Even though Snowflakes Are Dancing, a collection of rearrangements of Debussy's "tone paintings" released in 1974, was still one of his early endeavors into the world of electronic composition, Tomita went all out. Listed in the liner notes of the initial release were the full technical specs of the gear that precipitated Snowflakes. He enlisted a Moog synthesizer consisting of 36 discrete modules—including filters, oscillators, switches and controllers of every variety imaginable at the time—as well as five separate tape recorders, four mixers, and a smattering of effects for good measure. He brought a sleeping bag to the studio and would occasionally crash there over the course of the 16 months it took to make the album. This was not a kid with a cracked copy of Ableton.

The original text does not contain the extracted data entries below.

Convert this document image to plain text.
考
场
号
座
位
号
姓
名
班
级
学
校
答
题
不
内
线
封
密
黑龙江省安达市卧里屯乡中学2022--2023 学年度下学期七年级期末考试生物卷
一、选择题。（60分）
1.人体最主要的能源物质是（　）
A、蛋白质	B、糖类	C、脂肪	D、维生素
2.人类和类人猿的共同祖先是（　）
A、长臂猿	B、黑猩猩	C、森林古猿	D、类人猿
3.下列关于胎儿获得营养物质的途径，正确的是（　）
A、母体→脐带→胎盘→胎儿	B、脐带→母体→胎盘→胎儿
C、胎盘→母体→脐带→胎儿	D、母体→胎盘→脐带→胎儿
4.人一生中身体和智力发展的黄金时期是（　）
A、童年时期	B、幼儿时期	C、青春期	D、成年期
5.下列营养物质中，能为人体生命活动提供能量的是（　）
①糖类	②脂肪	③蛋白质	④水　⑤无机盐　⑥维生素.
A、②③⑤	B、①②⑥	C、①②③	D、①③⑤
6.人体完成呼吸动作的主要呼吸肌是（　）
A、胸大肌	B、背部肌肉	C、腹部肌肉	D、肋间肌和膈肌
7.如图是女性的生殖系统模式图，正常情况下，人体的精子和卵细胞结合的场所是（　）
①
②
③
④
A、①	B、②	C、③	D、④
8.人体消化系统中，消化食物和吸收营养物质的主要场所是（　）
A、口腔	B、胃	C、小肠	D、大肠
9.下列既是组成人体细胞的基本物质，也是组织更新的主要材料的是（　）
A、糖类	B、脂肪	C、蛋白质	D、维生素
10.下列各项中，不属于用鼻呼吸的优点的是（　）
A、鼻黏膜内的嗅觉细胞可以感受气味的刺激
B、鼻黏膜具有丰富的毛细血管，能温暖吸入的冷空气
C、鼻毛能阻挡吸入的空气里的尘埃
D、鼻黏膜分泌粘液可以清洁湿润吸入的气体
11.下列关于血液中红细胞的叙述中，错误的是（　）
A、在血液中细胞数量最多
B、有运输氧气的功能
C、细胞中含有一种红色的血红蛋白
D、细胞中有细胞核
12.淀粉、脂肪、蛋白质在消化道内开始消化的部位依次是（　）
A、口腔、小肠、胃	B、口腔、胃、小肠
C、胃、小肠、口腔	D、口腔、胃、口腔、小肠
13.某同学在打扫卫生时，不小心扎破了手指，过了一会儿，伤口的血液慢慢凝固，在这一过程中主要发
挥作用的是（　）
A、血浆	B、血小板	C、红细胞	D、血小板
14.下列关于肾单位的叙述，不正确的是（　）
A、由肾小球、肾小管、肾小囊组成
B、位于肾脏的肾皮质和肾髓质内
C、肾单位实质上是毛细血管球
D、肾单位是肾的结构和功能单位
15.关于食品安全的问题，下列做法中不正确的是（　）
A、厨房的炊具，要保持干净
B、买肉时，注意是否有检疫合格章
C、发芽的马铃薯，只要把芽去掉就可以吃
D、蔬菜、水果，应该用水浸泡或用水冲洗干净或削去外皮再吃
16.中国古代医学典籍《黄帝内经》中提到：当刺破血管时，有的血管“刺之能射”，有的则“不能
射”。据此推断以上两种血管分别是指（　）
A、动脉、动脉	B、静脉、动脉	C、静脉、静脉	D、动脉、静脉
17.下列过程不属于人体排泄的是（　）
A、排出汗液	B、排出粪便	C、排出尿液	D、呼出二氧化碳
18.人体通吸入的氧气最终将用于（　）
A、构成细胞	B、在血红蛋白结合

Over the top of the requisite choir and string sounds—borrowed, no doubt, from his stated fascination with Wendy Carlos' similar album of classical reinventions Switched-On Bach—he'd allow his collection of hardware to burble and burp, swoon and sulk. There's moments where it croaks in rhythm like an animated frog (on "Golliwog's Cakewalk") or bleats like a malfunctioning bot from a post-millennial Star Wars sequel (on "Arabesque No. 1)—awkward, gawky, endearing issuances that lift the album beyond a mere recapitulation of Debussy's melodies.

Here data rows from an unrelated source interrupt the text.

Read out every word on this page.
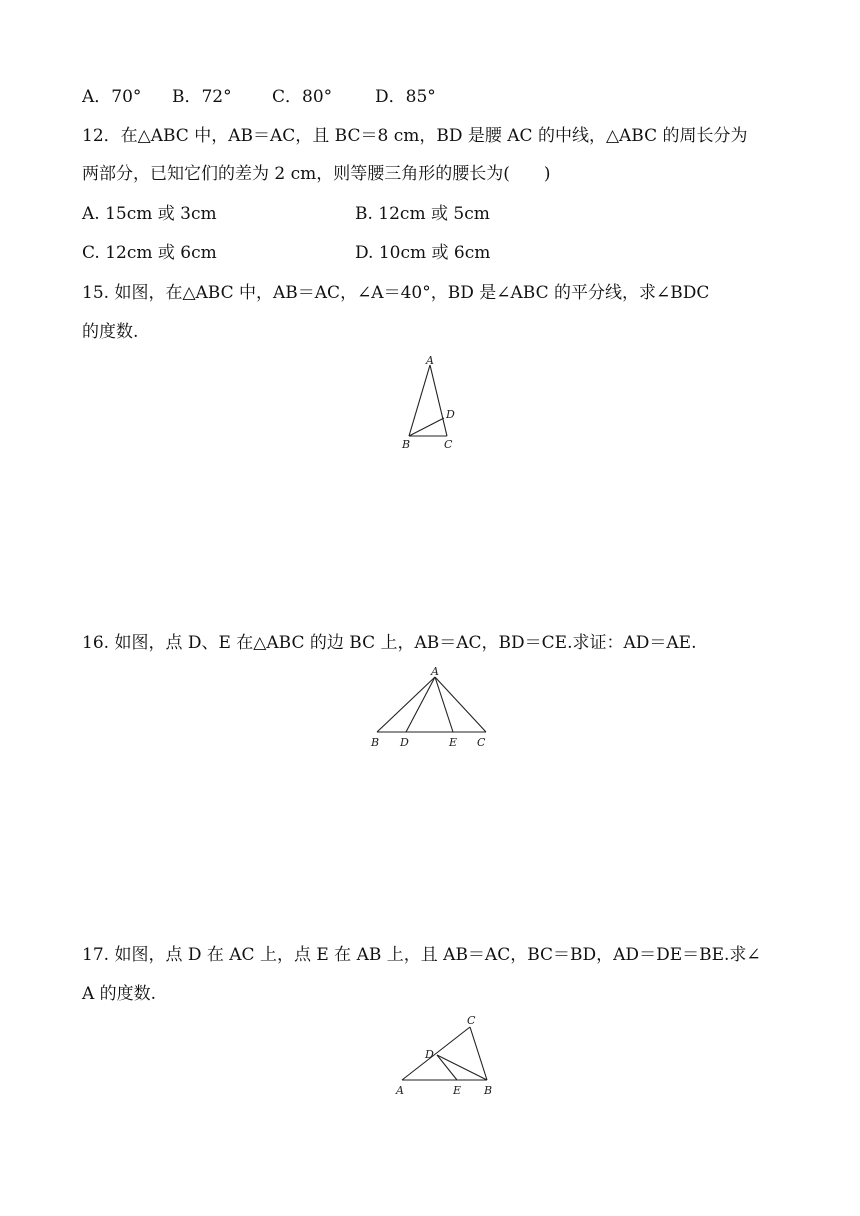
A．70° B．72° C．80°	D．85°
12．在△ABC 中，AB＝AC，且 BC＝8 cm，BD 是腰 AC 的中线，△ABC 的周长分为
两部分，已知它们的差为 2 cm，则等腰三角形的腰长为(　　)
A. 15cm 或 3cm	B. 12cm 或 5cm
C. 12cm 或 6cm	D. 10cm 或 6cm
15. 如图，在△ABC 中，AB＝AC，∠A＝40°，BD 是∠ABC 的平分线，求∠BDC
的度数.
A
B	C
D
16. 如图，点 D、E 在△ABC 的边 BC 上，AB＝AC，BD＝CE.求证：AD＝AE.
A
B D	E C
17. 如图，点 D 在 AC 上，点 E 在 AB 上，且 AB＝AC，BC＝BD，AD＝DE＝BE.求∠
A 的度数.
C
D
A	E B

When I first encountered these songs, I knew little of nothing of the album's Grammy nominations in 1975, the hundreds of thousands of copies sold in the US alone, or how Tomita almost single-handedly introduced the idea of analog synthesis to Japan. What excited me were the record's weirder sounds, born from Tomita's own excitement at what he was able to coax out the machines—no matter how absurd. As technology has progressed, the sounds he used have become commonplace—employed in television jingles and stored in cell phone sample packs—but there's still a spirit in Snowflakes that few have been able to replicate.

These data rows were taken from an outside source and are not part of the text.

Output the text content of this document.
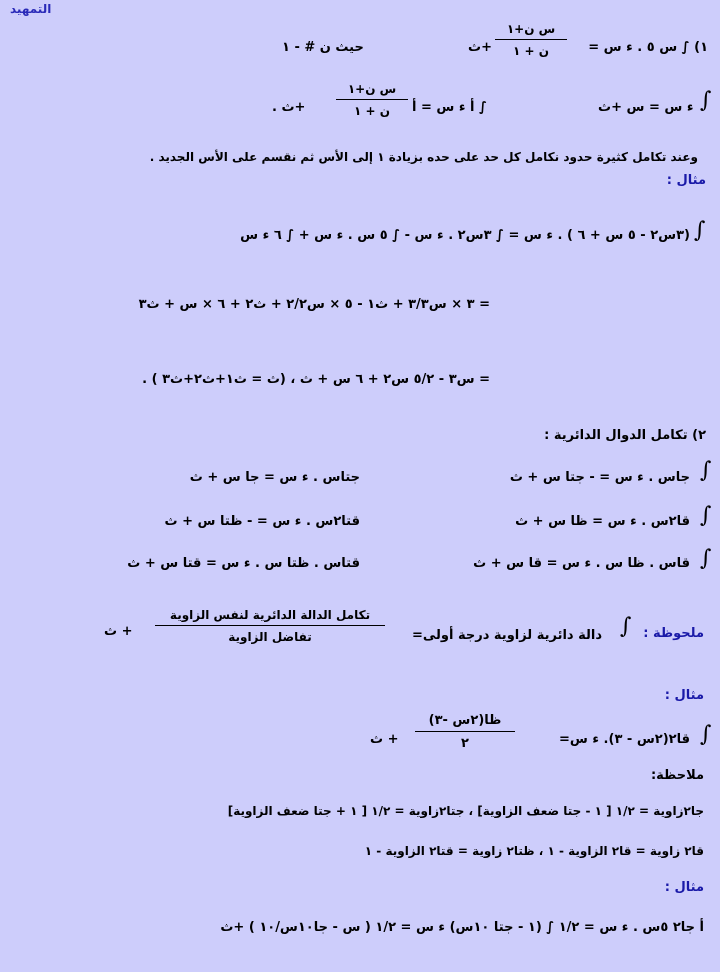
التمهيد
١) ∫ س ٥ . ء س =
س ن+١
ن + ١
+ث
حيث ن # - ١
∫
ء س = س +ث
∫ أ ء س = أ
س ن+١
ن + ١
+ث .
وعند تكامل كثيرة حدود نكامل كل حد على حده بزيادة ١ إلى الأس ثم نقسم على الأس الجديد .
مثال :
∫
(٣س٢ - ٥ س + ٦ ) . ء س = ∫ ٣س٢ . ء س - ∫ ٥ س . ء س + ∫ ٦ ء س
= ٣ × س٣/٣ + ث١ - ٥ × س٢/٢ + ث٢ + ٦ × س + ث٣
= س٣ - ٥/٢ س٢ + ٦ س + ث ، (ث = ث١+ث٢+ث٣ ) .
٢) تكامل الدوال الدائرية :
∫
جاس . ء س = - جتا س + ث
جتاس . ء س = جا س + ث
∫
قا٢س . ء س = ظا س + ث
قتا٢س . ء س = - ظتا س + ث
∫
قاس . ظا س . ء س = قا س + ث
قتاس . ظتا س . ء س = قتا س + ث
ملحوظة :
∫
دالة دائرية لزاوية درجة أولى=
تكامل الدالة الدائرية لنفس الزاوية
تفاضل الزاوية
+ ث
مثال :
∫
قا٢(٢س - ٣). ء س=
ظا(٢س -٣)
٢
+ ث
ملاحظة:
جا٢زاوية = ١/٢ [ ١ - جتا ضعف الزاوية] ، جتا٢زاوية = ١/٢ [ ١ + جتا ضعف الزاوية]
قا٢ زاوية = قا٢ الزاوية - ١ ، ظتا٢ زاوية = قتا٢ الزاوية - ١
مثال :
أ جا٢ ٥س . ء س = ١/٢ ∫ (١ - جتا ١٠س) ء س = ١/٢ ( س - جا١٠س/١٠ ) +ث
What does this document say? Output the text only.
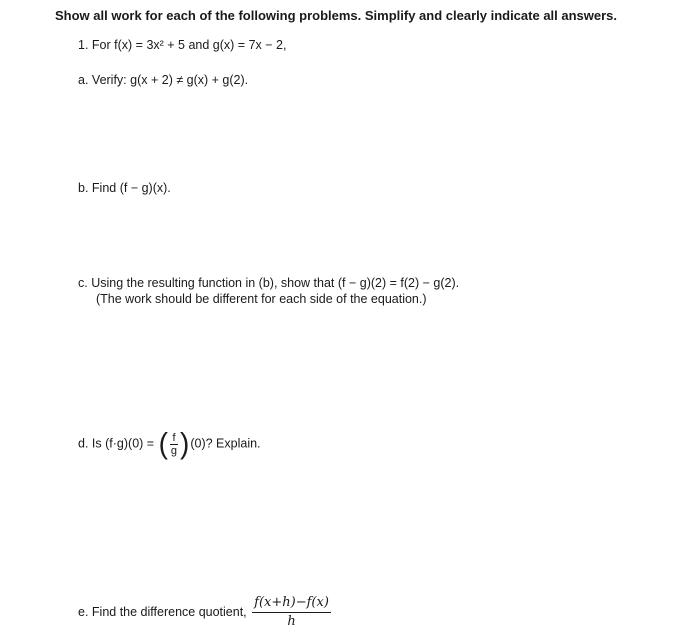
Show all work for each of the following problems. Simplify and clearly indicate all answers.
1. For f(x) = 3x² + 5 and g(x) = 7x − 2,
a. Verify: g(x + 2) ≠ g(x) + g(2).
b. Find (f − g)(x).
c. Using the resulting function in (b), show that (f − g)(2) = f(2) − g(2).
(The work should be different for each side of the equation.)
d. Is (f·g)(0) = ( $\frac{f}{g} )(0)$? Explain.
e. Find the difference quotient, $\frac{f(x+h)-f(x)}{h}$
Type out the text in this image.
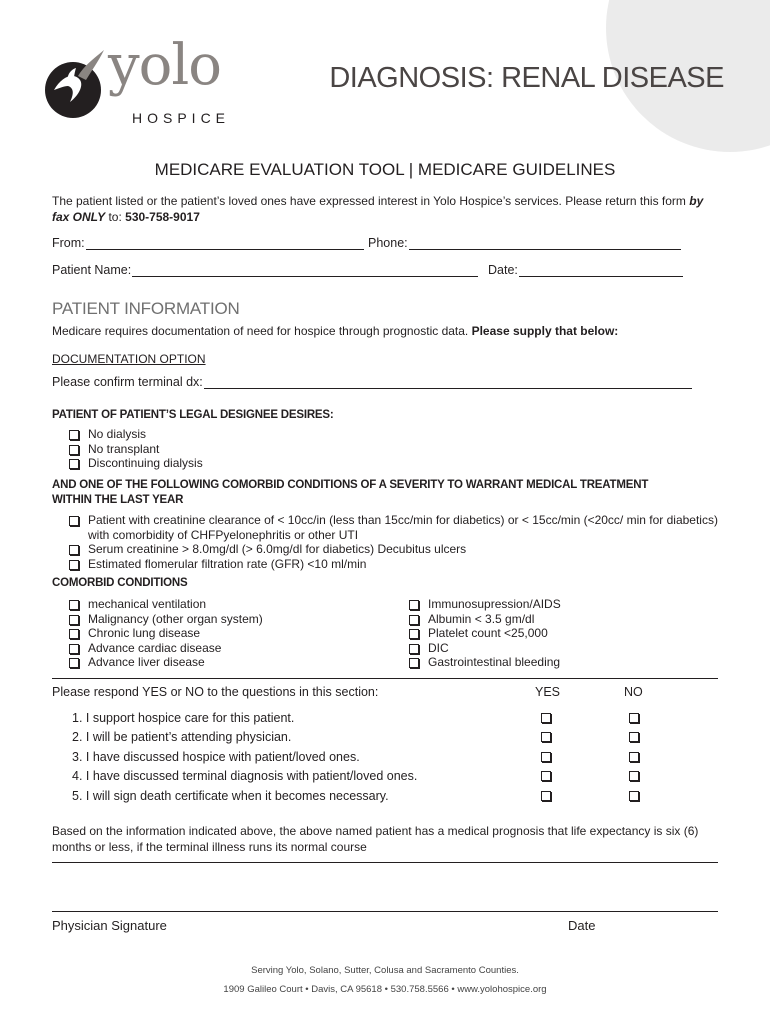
yolo
HOSPICE
DIAGNOSIS: RENAL DISEASE
MEDICARE EVALUATION TOOL | MEDICARE GUIDELINES
The patient listed or the patient’s loved ones have expressed interest in Yolo Hospice’s services. Please return this form by fax ONLY to: 530-758-9017
From:	Phone:
Patient Name:	Date:
PATIENT INFORMATION
Medicare requires documentation of need for hospice through prognostic data. Please supply that below:
DOCUMENTATION OPTION
Please confirm terminal dx:
PATIENT OF PATIENT’S LEGAL DESIGNEE DESIRES:
No dialysis
No transplant
Discontinuing dialysis
AND ONE OF THE FOLLOWING COMORBID CONDITIONS OF A SEVERITY TO WARRANT MEDICAL TREATMENT
WITHIN THE LAST YEAR
Patient with creatinine clearance of < 10cc/in (less than 15cc/min for diabetics) or < 15cc/min (<20cc/ min for diabetics) with comorbidity of CHFPyelonephritis or other UTI
Serum creatinine > 8.0mg/dl (> 6.0mg/dl for diabetics) Decubitus ulcers
Estimated flomerular filtration rate (GFR) <10 ml/min
COMORBID CONDITIONS
mechanical ventilation
Malignancy (other organ system)
Chronic lung disease
Advance cardiac disease
Advance liver disease
Immunosupression/AIDS
Albumin < 3.5 gm/dl
Platelet count <25,000
DIC
Gastrointestinal bleeding
Please respond YES or NO to the questions in this section:	YES	NO
1. I support hospice care for this patient.
2. I will be patient’s attending physician.
3. I have discussed hospice with patient/loved ones.
4. I have discussed terminal diagnosis with patient/loved ones.
5. I will sign death certificate when it becomes necessary.
Based on the information indicated above, the above named patient has a medical prognosis that life expectancy is six (6) months or less, if the terminal illness runs its normal course
Physician Signature	Date
Serving Yolo, Solano, Sutter, Colusa and Sacramento Counties.
1909 Galileo Court • Davis, CA 95618 • 530.758.5566 • www.yolohospice.org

Hideki Matsutake, a former student of Tomita and an occiasional member of fellow Japanese synth pioneers Yellow Magic Orchestra once said that "creating sounds that nobody has heard, in ways that nobody has done" is the biggest lesson he learned from Tomita. That sense of newness was central to Snowflakes, but the glee that he took in these boundless possibilities is what made it stick for me. Tomita went beyond the horizon not just to see what was there, but to celebrate it in all its wonder.